CONDORCET ET LA RÉVOLUTION

« Condorcet, proscrit avec les Girondins… s’empoisonne lui-même en se voyant arrêté. Cette fin malheureuse et les circonstances touchantes qui l’accompagnèrent… ont pu recouvrir les torts de ses dernières années, et faire remonter peu à peu son nom au rang d’où il n’aurait jamais dû le laisser déchoir. Mais qu’on sache bien que c’est là finalement une amnistie, et qu’on n’essaie point d’en tirer une apothéose. » Cette conclusion de l’article si pénétrant que Sainte-Beuve consacrait naguère à Condorcet, se trouverait aujourd’hui doublement en défaut. Car d’abord on n’est plus bien sûr que Condorcet se soit empoisonné.
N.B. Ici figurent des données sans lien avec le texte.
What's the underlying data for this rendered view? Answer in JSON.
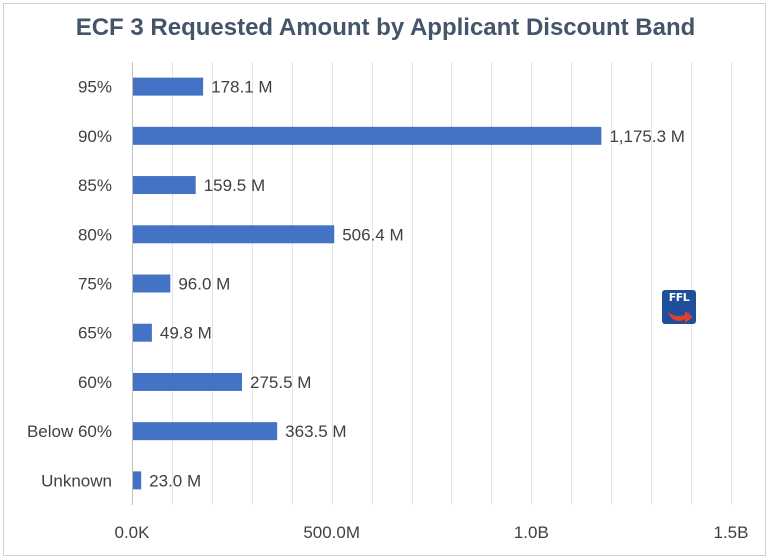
{
  "chart_data": {
    "type": "bar",
    "orientation": "horizontal",
    "title": "ECF 3 Requested Amount by Applicant Discount Band",
    "categories": [
      "95%",
      "90%",
      "85%",
      "80%",
      "75%",
      "65%",
      "60%",
      "Below 60%",
      "Unknown"
    ],
    "values": [
      178.1,
      1175.3,
      159.5,
      506.4,
      96.0,
      49.8,
      275.5,
      363.5,
      23.0
    ],
    "value_labels": [
      "178.1 M",
      "1,175.3 M",
      "159.5 M",
      "506.4 M",
      "96.0 M",
      "49.8 M",
      "275.5 M",
      "363.5 M",
      "23.0 M"
    ],
    "value_unit": "M",
    "xlim": [
      0,
      1500
    ],
    "x_ticks": [
      0,
      500,
      1000,
      1500
    ],
    "x_tick_labels": [
      "0.0K",
      "500.0M",
      "1.0B",
      "1.5B"
    ],
    "grid": "vertical",
    "legend": "none",
    "bar_color": "#4472c4"
  },
  "logo": {
    "text": "FFL"
  }
}
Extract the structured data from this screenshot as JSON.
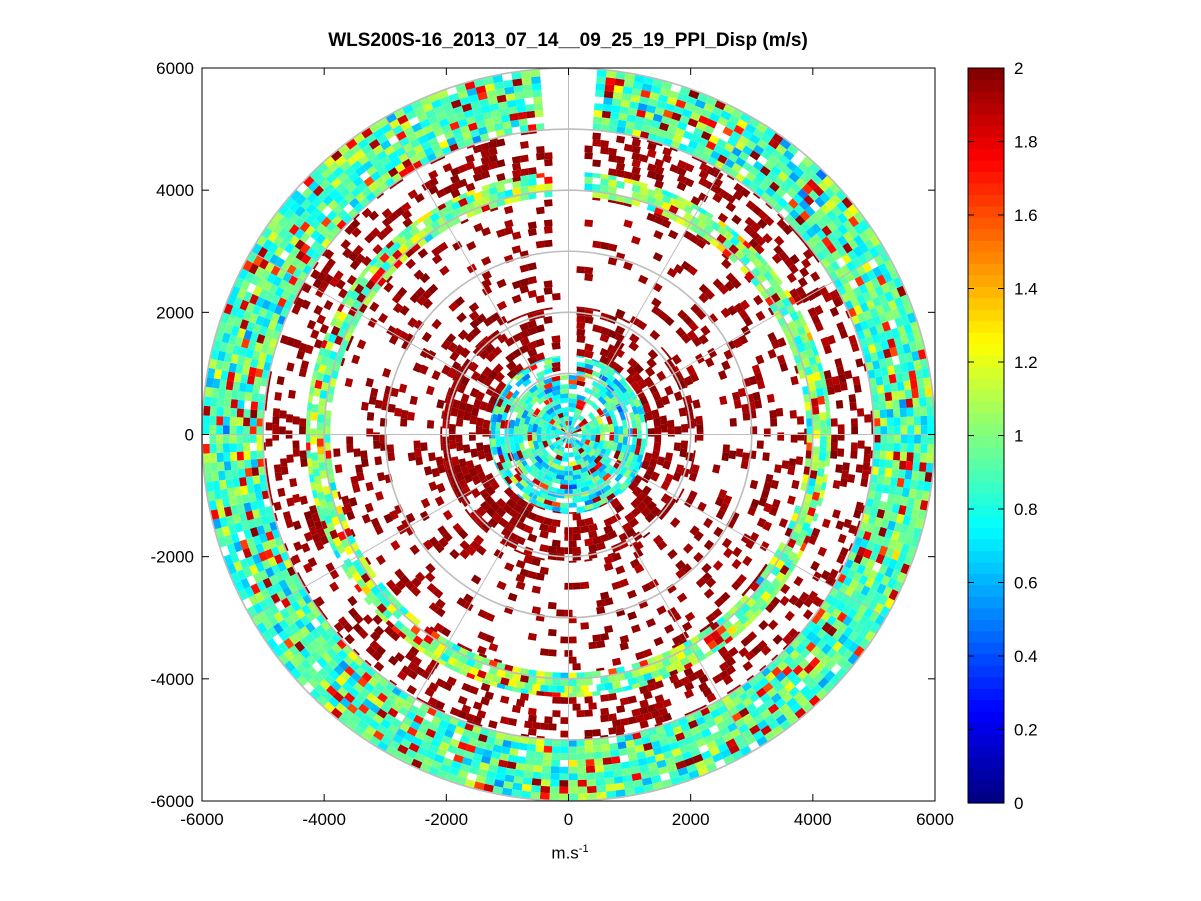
{
  "chart_data": {
    "type": "heatmap",
    "subtype": "polar PPI scan (lidar)",
    "title": "WLS200S-16_2013_07_14__09_25_19_PPI_Disp (m/s)",
    "xlabel_base": "m.s",
    "xlabel_exp": "-1",
    "ylabel": "",
    "xlim": [
      -6000,
      6000
    ],
    "ylim": [
      -6000,
      6000
    ],
    "xticks": [
      -6000,
      -4000,
      -2000,
      0,
      2000,
      4000,
      6000
    ],
    "yticks": [
      6000,
      4000,
      2000,
      0,
      -2000,
      -4000,
      -6000
    ],
    "max_range": 6000,
    "grid": true,
    "range_rings": [
      1000,
      2000,
      3000,
      4000,
      5000,
      6000
    ],
    "azimuth_spokes_deg": [
      0,
      30,
      60,
      90,
      120,
      150,
      180,
      210,
      240,
      270,
      300,
      330
    ],
    "colorbar": {
      "colormap": "jet",
      "range": [
        0,
        2
      ],
      "ticks": [
        "0",
        "0.2",
        "0.4",
        "0.6",
        "0.8",
        "1",
        "1.2",
        "1.4",
        "1.6",
        "1.8",
        "2"
      ]
    },
    "missing_sector_deg": [
      -4,
      4
    ],
    "range_bands": [
      {
        "r_min": 6000,
        "r_max": 5000,
        "dominant_value": 0.9,
        "fill_fraction": 0.97,
        "note": "outer ring, mostly cyan/green"
      },
      {
        "r_min": 5000,
        "r_max": 4300,
        "dominant_value": 1.95,
        "fill_fraction": 0.35,
        "note": "sparse, dark red"
      },
      {
        "r_min": 4300,
        "r_max": 3900,
        "dominant_value": 1.0,
        "fill_fraction": 0.9,
        "note": "mixed ring cyan/yellow/red"
      },
      {
        "r_min": 3900,
        "r_max": 2100,
        "dominant_value": 1.95,
        "fill_fraction": 0.22,
        "note": "sparse dark red"
      },
      {
        "r_min": 2100,
        "r_max": 1300,
        "dominant_value": 1.95,
        "fill_fraction": 0.5,
        "note": "dense dark red"
      },
      {
        "r_min": 1300,
        "r_max": 0,
        "dominant_value": 0.8,
        "fill_fraction": 0.85,
        "note": "core mixed blue/cyan/yellow/red"
      }
    ]
  }
}
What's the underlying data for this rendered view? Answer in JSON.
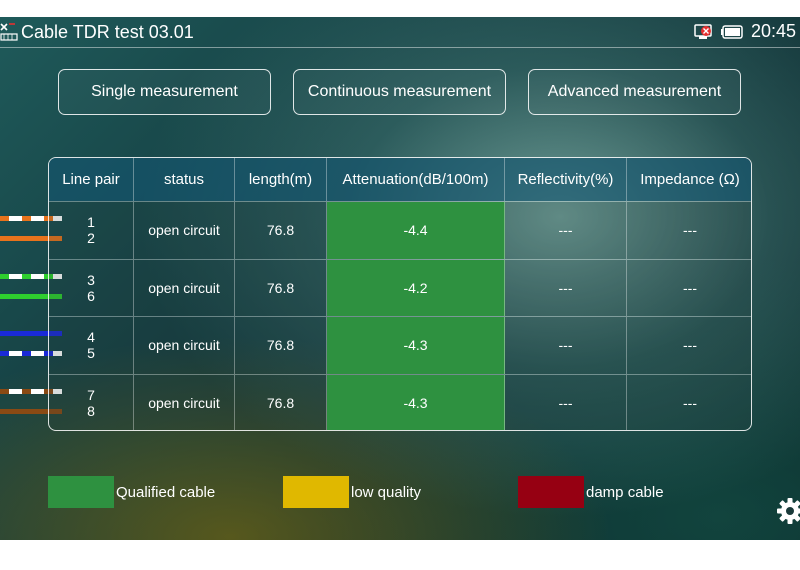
{
  "statusbar": {
    "title": "Cable TDR test 03.01",
    "time": "20:45",
    "icons": [
      "app-logo-icon",
      "network-error-icon",
      "battery-icon"
    ]
  },
  "modes": {
    "single": "Single measurement",
    "continuous": "Continuous measurement",
    "advanced": "Advanced measurement"
  },
  "table": {
    "headers": [
      "Line pair",
      "status",
      "length(m)",
      "Attenuation(dB/100m)",
      "Reflectivity(%)",
      "Impedance (Ω)"
    ],
    "rows": [
      {
        "pair_a": "1",
        "pair_b": "2",
        "status": "open circuit",
        "length": "76.8",
        "attenuation": "-4.4",
        "reflectivity": "---",
        "impedance": "---"
      },
      {
        "pair_a": "3",
        "pair_b": "6",
        "status": "open circuit",
        "length": "76.8",
        "attenuation": "-4.2",
        "reflectivity": "---",
        "impedance": "---"
      },
      {
        "pair_a": "4",
        "pair_b": "5",
        "status": "open circuit",
        "length": "76.8",
        "attenuation": "-4.3",
        "reflectivity": "---",
        "impedance": "---"
      },
      {
        "pair_a": "7",
        "pair_b": "8",
        "status": "open circuit",
        "length": "76.8",
        "attenuation": "-4.3",
        "reflectivity": "---",
        "impedance": "---"
      }
    ]
  },
  "wire_colors": [
    "#e8731c",
    "#2ecf2e",
    "#1a2ad8",
    "#8a4a14"
  ],
  "legend": {
    "qualified": {
      "label": "Qualified cable",
      "color": "#2e9140"
    },
    "low": {
      "label": "low quality",
      "color": "#e0b800"
    },
    "damp": {
      "label": "damp cable",
      "color": "#960012"
    }
  }
}
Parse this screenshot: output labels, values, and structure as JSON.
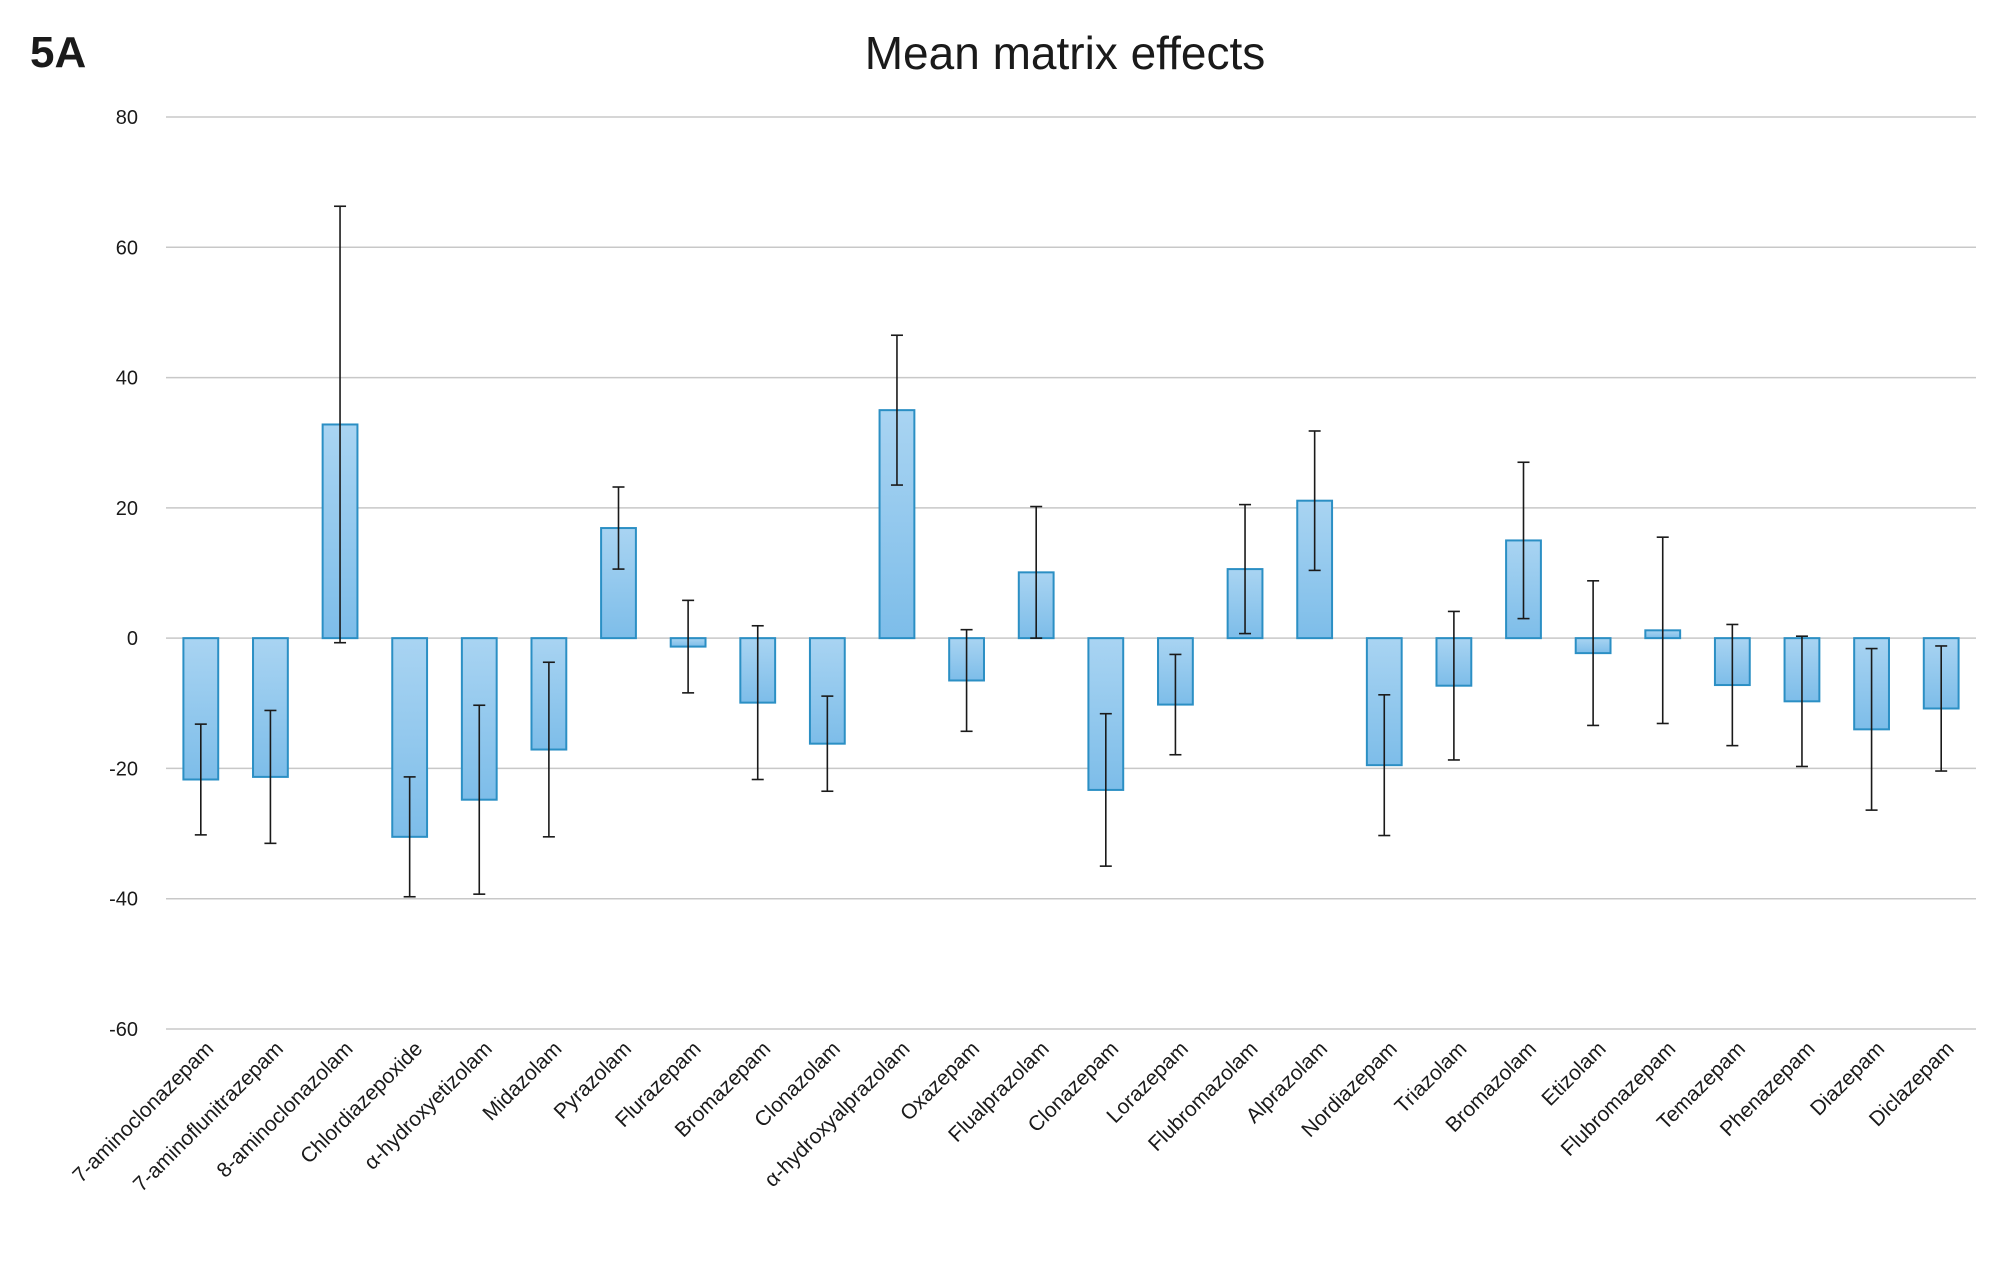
{
  "panel_label": "5A",
  "chart_data": {
    "type": "bar",
    "title": "Mean matrix effects",
    "xlabel": "",
    "ylabel": "",
    "ylim": [
      -60,
      80
    ],
    "yticks": [
      80,
      60,
      40,
      20,
      0,
      -20,
      -40,
      -60
    ],
    "grid": true,
    "legend": "none",
    "colors": {
      "bar_fill_top": "#a9d4f2",
      "bar_fill_bottom": "#7dbde9",
      "bar_stroke": "#2b8fc4",
      "grid": "#c8c8c8",
      "error": "#1a1a1a"
    },
    "categories": [
      "7-aminoclonazepam",
      "7-aminoflunitrazepam",
      "8-aminoclonazolam",
      "Chlordiazepoxide",
      "α-hydroxyetizolam",
      "Midazolam",
      "Pyrazolam",
      "Flurazepam",
      "Bromazepam",
      "Clonazolam",
      "α-hydroxyalprazolam",
      "Oxazepam",
      "Flualprazolam",
      "Clonazepam",
      "Lorazepam",
      "Flubromazolam",
      "Alprazolam",
      "Nordiazepam",
      "Triazolam",
      "Bromazolam",
      "Etizolam",
      "Flubromazepam",
      "Temazepam",
      "Phenazepam",
      "Diazepam",
      "Diclazepam"
    ],
    "values": [
      -21.7,
      -21.3,
      32.8,
      -30.5,
      -24.8,
      -17.1,
      16.9,
      -1.3,
      -9.9,
      -16.2,
      35.0,
      -6.5,
      10.1,
      -23.3,
      -10.2,
      10.6,
      21.1,
      -19.5,
      -7.3,
      15.0,
      -2.3,
      1.2,
      -7.2,
      -9.7,
      -14.0,
      -10.8
    ],
    "errors": [
      8.5,
      10.2,
      33.5,
      9.2,
      14.5,
      13.4,
      6.3,
      7.1,
      11.8,
      7.3,
      11.5,
      7.8,
      10.1,
      11.7,
      7.7,
      9.9,
      10.7,
      10.8,
      11.4,
      12.0,
      11.1,
      14.3,
      9.3,
      10.0,
      12.4,
      9.6
    ]
  }
}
Dans son livre sur Condorcet et la Révolution française[1], M. L. Cahen montre fort bien que la tradition généralement acceptée, et que personne ne s’était encore avisé de mettre en doute, ne s’appuie sur aucune preuve ; et c’est apparemment la partie la plus neuve de son travail. On sait que, pendant neuf mois, Condorcet était resté caché dans cette maison de la rue des Fossoyeurs (actuellement rue Servandoni), où Mme Vernet lui donnait une si courageuse hospitalité. Le 25 mars 1794, ayant des raisons de croire que le secret de la maison était découvert, il partait vêtu d’une carmagnole et d’un bonnet, de laine. Il espérait trouver asile chez les Suard, à Fontenay aux Roses. Les Suard lui fermèrent leur

  1. Condorcet et la Révolution française, par M. L. Cahen, 1 vol. in-8o (Alcan). — Condorcet guide de la Révolution française, par M. Franck Alengry, 1 vol. in-8o (Giard et Brière. — Les Grands éducateurs : Condorcet, par M. Francisque Vial, 1 vol. in-16 (Delaplane).